Mirea L, Sankaran K, Seshia M, Ohlsson A, Allen AC, Aziz K, Lee SK, Shah PS, Canadian Neonatal N: Treatment of patent ductus arteriosus and neonatal mortality/morbidities: Adjustment for treatment selection bias. J Pediatr 2012(0). Surgical ligation is associated with increased BPD risk, even after trying to account for all potential confounders, whether it really is possible to correct I am not sure, but they tried hard.

Pineda RG, Stransky KE, Rogers C, Duncan MH, Smith GC, Neil J, Inder T: The single-patient room in the nicu: Maternal and family effects. J Perinatol 2012, 32(7):545-551. Parents whose babies were assigned to single patient rooms visited more, but experienced more stress.

 Tillman S, Brandon DH, Silva SG: Evaluation of human milk fortification from the time of the first feeding: Effects on infants of less than 31 weeks gestational age.
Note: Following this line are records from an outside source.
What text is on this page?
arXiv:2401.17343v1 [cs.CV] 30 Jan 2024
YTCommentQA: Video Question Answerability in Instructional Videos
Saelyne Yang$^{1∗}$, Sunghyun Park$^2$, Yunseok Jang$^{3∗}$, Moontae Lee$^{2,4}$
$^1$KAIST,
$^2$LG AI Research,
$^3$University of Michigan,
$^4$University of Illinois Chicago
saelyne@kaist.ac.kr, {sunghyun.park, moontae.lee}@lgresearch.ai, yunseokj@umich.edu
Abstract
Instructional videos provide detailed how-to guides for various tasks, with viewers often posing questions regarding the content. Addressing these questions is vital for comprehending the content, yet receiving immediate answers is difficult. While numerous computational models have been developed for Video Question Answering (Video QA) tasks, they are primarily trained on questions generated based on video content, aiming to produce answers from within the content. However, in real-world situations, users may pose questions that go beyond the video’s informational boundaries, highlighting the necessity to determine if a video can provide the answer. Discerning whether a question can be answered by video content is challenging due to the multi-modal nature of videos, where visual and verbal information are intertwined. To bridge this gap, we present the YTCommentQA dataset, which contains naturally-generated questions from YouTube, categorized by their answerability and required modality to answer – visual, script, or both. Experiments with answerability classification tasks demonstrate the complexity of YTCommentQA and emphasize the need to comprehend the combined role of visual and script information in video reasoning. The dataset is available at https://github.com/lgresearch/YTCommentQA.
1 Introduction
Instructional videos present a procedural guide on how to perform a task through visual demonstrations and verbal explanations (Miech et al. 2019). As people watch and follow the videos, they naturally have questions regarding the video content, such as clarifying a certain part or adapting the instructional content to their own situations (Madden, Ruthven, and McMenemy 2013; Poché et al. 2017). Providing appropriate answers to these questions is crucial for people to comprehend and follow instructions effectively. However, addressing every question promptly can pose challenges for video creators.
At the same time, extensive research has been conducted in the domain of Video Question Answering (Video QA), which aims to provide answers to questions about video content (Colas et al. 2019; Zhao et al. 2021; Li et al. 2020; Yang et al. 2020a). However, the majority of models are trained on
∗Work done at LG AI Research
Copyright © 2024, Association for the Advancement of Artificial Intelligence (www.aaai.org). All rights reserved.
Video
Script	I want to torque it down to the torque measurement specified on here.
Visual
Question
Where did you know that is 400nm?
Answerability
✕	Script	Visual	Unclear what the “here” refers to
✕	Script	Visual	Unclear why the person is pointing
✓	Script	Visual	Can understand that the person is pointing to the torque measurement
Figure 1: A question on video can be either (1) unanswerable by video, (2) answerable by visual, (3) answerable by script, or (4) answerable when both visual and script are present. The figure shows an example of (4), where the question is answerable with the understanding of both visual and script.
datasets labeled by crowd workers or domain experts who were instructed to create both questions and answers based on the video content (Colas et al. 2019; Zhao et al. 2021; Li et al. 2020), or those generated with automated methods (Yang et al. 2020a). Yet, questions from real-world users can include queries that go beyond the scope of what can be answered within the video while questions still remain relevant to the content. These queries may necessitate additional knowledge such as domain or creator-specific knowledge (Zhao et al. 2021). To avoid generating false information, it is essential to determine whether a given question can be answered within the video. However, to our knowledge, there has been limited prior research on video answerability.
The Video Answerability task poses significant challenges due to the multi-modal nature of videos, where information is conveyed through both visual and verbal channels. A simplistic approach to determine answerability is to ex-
J Perinatol 2012, 32(7):525-531. After changing their protocol and fortifying milk from the very first feeding, there was less biochemical evidence of osteopenia, and it was well tolerated.

Caeymaex L, Jousselme C, Vasilescu C, Danan C, Falissard B, Bourrat M-M, Garel M, Speranza M: Perceived role in end-of-life decision making in the nicu affects long-term parental grief response. Archives of Disease in Childhood – Fetal and Neonatal Edition 2012. When interviewed a couple of years after their child’s death, parents who described their involvement in decision making as being “shared decision making” experienced less grief than those who thought it was mostly a medical decision, or those who thought it was mostly their decision.

Lyall AE, Woolson S, Wolfe HM, Goldman BD, Reznick JS, Hamer RM, Lin W, Styner M, Gerig G, Gilmore JH: Prenatal isolated mild ventriculomegaly is associated with persistent ventricle enlargement at ages 1 and 2. Early Human Development 2012, 88(8):691-698. Prenatal mild ventriculomegaly leads to persistent mild postnatal ventriculomegaly. Up to 2 years of age. But there is little effect if any on development.